Research Roundup: US Airline Mergers
The airline industry is back in the spotlight with reports of potential mergers, but not everybody sees this a good news for the companies.
The New York Times today cautioned that a merger between, for example, Delta and Northwest, may not add any lasting value. The Times says “close scrutiny of the business rationale for airline mergers suggests that any improved profits from consolidation will likely be short-lived, at best.”
A Standard & Poors report issued last week finds that US Airline Mergers Offer Rewards, But Also Large Risks.
Two rumored possible mergers, Delta with United and Delta with Northwest would result in a significantly broader and more comprehensive route system, S&P said. “An important caveat, though, is that if Delta were to combine with either United or Northwest, it would likely trigger a responsive merger of two other large airlines (most likely Continental Airlines with whichever of United and Northwest is not involved in the Delta merger). That, too, would create a very strong route network, generating its own traffic diversion.”
Revenue gains driven by traffic diversion are inevitably a “zero sum game,” with the benefits to one airline coming at the expense of others.
S&P also notes that opportunities for rationalizing routes, increasing prices and cost cutting are limited.
“Announcement of a proposed merger involving Delta and a partner (or, for that matter, between any two airlines of similar size) would very likely result in Standard & Poor’s Ratings Services placing its ratings on both companies on CreditWatch.”
In its analysis of the Delta merger reports, CreditSights is more optimistic: “There is no doubt that consolidation is a long-term industry solution, it is just that a multitude of pesky problems ranging from unions to long tenor leases to politicians to entrenched management bureaucracies keep getting in the way.”

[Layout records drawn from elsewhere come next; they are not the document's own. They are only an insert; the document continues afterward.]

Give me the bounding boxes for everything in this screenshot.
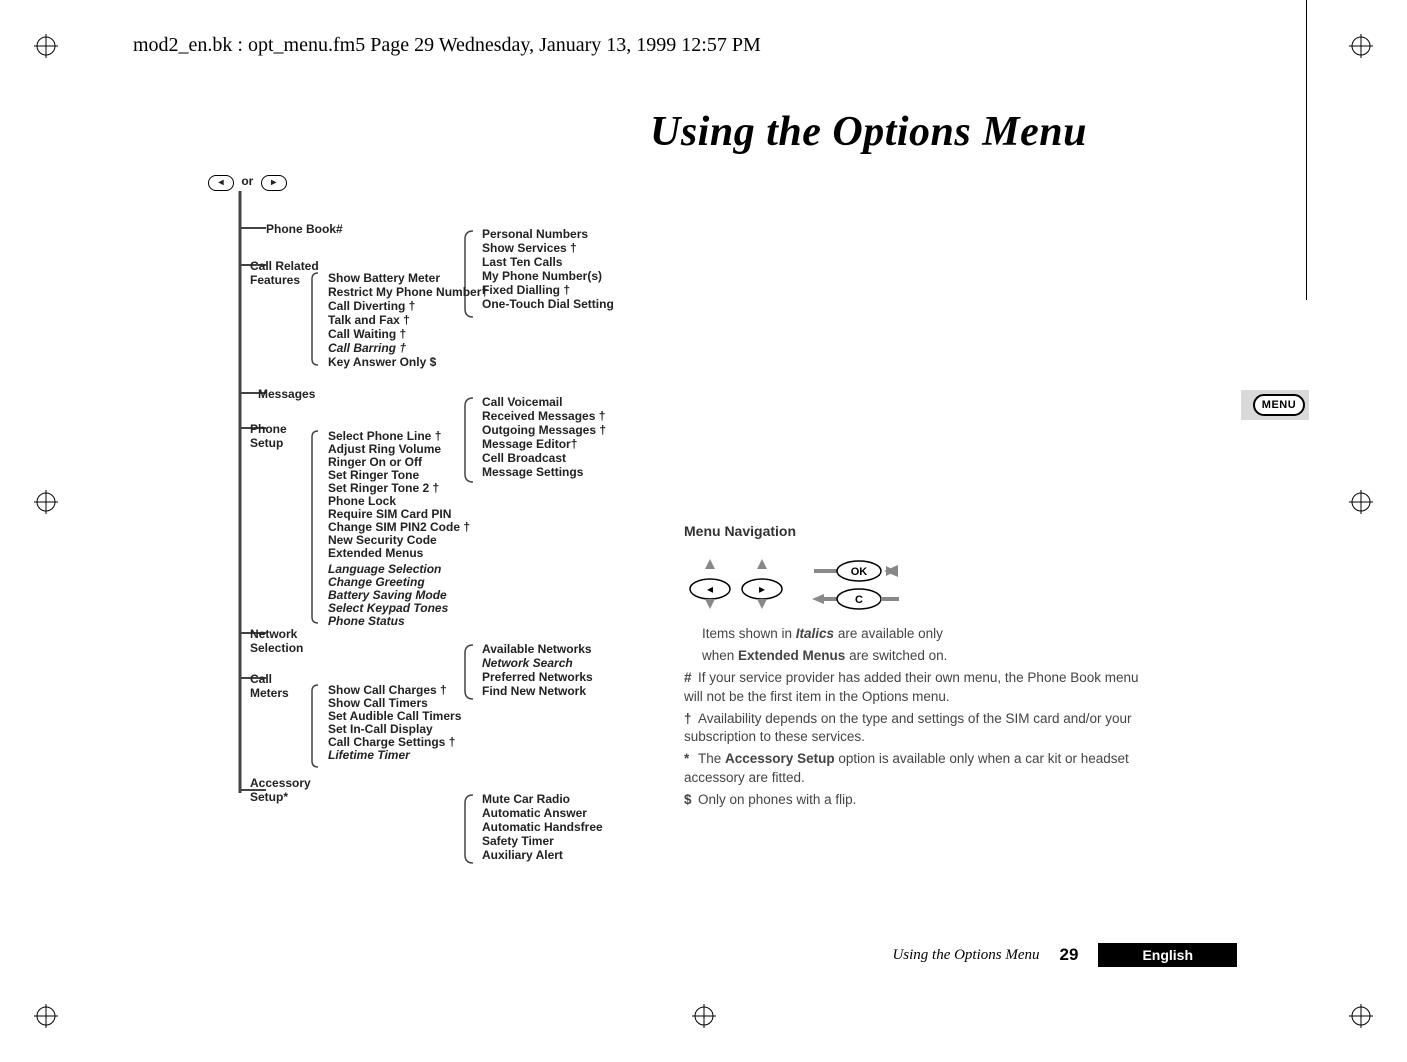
cat-phone-book: Phone Book# — [266, 221, 343, 237]
cat-messages: Messages — [258, 386, 315, 402]
svg-text:OK: OK — [851, 566, 868, 578]
vertical-rule — [1306, 0, 1307, 300]
menu-tab-icon: MENU — [1253, 394, 1305, 416]
acc-aux: Auxiliary Alert — [482, 847, 563, 863]
note-hash: #If your service provider has added thei… — [684, 669, 1144, 707]
crop-mark-icon — [1349, 490, 1373, 514]
root-keys: ◂ or ▸ — [208, 173, 287, 191]
document-header: mod2_en.bk : opt_menu.fm5 Page 29 Wednes… — [133, 34, 761, 57]
arrow-right-icon: ▸ — [261, 175, 287, 191]
svg-text:C: C — [855, 594, 863, 606]
svg-text:◂: ◂ — [707, 582, 713, 596]
msg-settings: Message Settings — [482, 464, 583, 480]
svg-text:▸: ▸ — [759, 582, 765, 596]
cat-network2: Selection — [250, 640, 303, 656]
arrow-left-icon: ◂ — [208, 175, 234, 191]
note-dagger: †Availability depends on the type and se… — [684, 710, 1144, 748]
cat-callmeters2: Meters — [250, 685, 289, 701]
crf-keyans: Key Answer Only $ — [328, 354, 436, 370]
pb-one-touch: One-Touch Dial Setting — [482, 296, 614, 312]
cat-features: Features — [250, 272, 300, 288]
nav-diagram: ◂ ▸ OK C — [684, 553, 1144, 613]
note-italics: Items shown in Italics are available onl… — [684, 625, 1144, 644]
page-footer: Using the Options Menu 29 English — [892, 943, 1237, 967]
crop-mark-icon — [34, 1004, 58, 1028]
note-extended: when Extended Menus are switched on. — [684, 647, 1144, 666]
cat-accessory2: Setup* — [250, 789, 288, 805]
footer-title: Using the Options Menu — [892, 947, 1039, 964]
section-tab: MENU — [1241, 390, 1309, 420]
crop-mark-icon — [34, 34, 58, 58]
ps-extmenu: Extended Menus — [328, 545, 423, 561]
ps-status: Phone Status — [328, 613, 405, 629]
crop-mark-icon — [34, 490, 58, 514]
crop-mark-icon — [1349, 1004, 1373, 1028]
page-title: Using the Options Menu — [650, 108, 1087, 156]
note-dollar: $Only on phones with a flip. — [684, 791, 1144, 810]
crop-mark-icon — [1349, 34, 1373, 58]
navigation-panel: Menu Navigation ◂ ▸ OK C It — [684, 523, 1144, 813]
crop-mark-icon — [692, 1004, 716, 1028]
cat-setup: Setup — [250, 435, 283, 451]
footer-page-number: 29 — [1060, 945, 1079, 965]
nav-heading: Menu Navigation — [684, 523, 1144, 539]
cm-lifetime: Lifetime Timer — [328, 747, 410, 763]
footer-language-badge: English — [1098, 943, 1237, 967]
note-star: *The Accessory Setup option is available… — [684, 750, 1144, 788]
net-new: Find New Network — [482, 683, 586, 699]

Well down the road is the pot of gold: FAA air traffic limitations, key airport saturation, and continued domestic capacity constraint will drive up fares for any airline left flying.
Fitch Research agrees that “some merger-related synergies are clearly achievable in most legacy carrier combinations, particularly on the revenue side with post-merger capacity rationalization supporting long-term passenger yield growth.”

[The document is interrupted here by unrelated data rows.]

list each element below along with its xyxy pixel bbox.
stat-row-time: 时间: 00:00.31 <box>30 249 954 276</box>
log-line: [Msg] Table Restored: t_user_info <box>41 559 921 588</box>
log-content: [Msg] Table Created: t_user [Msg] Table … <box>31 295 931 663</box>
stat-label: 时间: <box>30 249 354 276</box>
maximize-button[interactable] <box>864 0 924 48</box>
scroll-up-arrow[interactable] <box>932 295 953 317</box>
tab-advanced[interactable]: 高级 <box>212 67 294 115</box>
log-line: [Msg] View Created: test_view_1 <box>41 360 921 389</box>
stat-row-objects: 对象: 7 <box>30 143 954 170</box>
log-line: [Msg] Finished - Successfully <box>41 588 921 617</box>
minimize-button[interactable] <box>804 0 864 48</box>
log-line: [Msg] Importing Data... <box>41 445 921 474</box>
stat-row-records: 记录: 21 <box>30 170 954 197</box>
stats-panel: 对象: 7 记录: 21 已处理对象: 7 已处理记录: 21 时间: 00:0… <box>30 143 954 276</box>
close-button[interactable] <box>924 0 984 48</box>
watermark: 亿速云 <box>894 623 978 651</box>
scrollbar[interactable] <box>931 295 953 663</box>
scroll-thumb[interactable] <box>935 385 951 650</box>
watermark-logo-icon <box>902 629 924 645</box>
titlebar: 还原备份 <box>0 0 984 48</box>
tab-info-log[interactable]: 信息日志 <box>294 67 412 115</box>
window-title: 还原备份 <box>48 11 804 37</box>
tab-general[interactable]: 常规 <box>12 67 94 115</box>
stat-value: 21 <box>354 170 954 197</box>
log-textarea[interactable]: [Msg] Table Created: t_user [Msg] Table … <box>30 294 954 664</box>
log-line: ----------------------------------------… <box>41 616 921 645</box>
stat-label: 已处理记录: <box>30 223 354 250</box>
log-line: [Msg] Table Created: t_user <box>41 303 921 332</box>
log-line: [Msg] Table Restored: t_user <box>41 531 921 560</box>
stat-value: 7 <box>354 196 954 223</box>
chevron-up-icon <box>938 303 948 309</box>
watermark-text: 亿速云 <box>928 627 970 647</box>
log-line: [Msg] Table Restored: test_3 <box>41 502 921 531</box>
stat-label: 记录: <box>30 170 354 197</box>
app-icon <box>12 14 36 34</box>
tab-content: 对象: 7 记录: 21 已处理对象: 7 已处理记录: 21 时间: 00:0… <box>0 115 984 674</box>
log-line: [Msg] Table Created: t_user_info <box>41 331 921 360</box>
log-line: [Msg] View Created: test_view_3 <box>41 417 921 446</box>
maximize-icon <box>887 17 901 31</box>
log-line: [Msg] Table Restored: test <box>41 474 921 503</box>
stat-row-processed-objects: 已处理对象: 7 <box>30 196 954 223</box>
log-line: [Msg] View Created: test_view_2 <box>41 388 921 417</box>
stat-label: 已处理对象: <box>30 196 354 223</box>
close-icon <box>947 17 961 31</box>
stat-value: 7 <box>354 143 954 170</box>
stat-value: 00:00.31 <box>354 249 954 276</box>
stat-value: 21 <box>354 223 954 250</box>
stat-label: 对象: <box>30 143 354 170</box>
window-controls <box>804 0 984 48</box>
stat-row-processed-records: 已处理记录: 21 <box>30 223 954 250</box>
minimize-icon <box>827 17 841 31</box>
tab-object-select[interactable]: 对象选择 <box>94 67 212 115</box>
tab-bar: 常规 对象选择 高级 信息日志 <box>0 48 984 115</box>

Still, execution risk related to industry merger and acquisition activity remains high in light of organized labor’s desire to capture a greater share of the financial upside in any prospective merger transaction.
Fitch’s just-released Airline Credit Navigator provides company-by-company analysis. In Fitch’s opinion “Overall, the US legacy carriers confront this period of revenue and fuel uncertainty from a position of relative strength with respect to cash on the balance sheet. Across the board, US airline unrestricted liquidity represents a larger share of annual revenues and total assets than at any time since the start of the decade.”
Avondale Partners is bullish on the impact on stock prices, noting that whatever airline might be chosen to merge with Delta, other airline stocks would benefit.
From current depressed levels, our price targets for all six legacy airlines are upwards of 100% above current levels.
Bear Stearns recently upgraded Delta to Outperform, based in part on the possibility of a merger, but noted that “Airline investors, like Hollywood writers, remain on strike, refusing to build new positions or add to old ones, despite airline shares hitting new multi-year lows each day.”
Delta finds itself in the catbird seat for industry consolidation at a time when its relative and absolute valuation look compelling.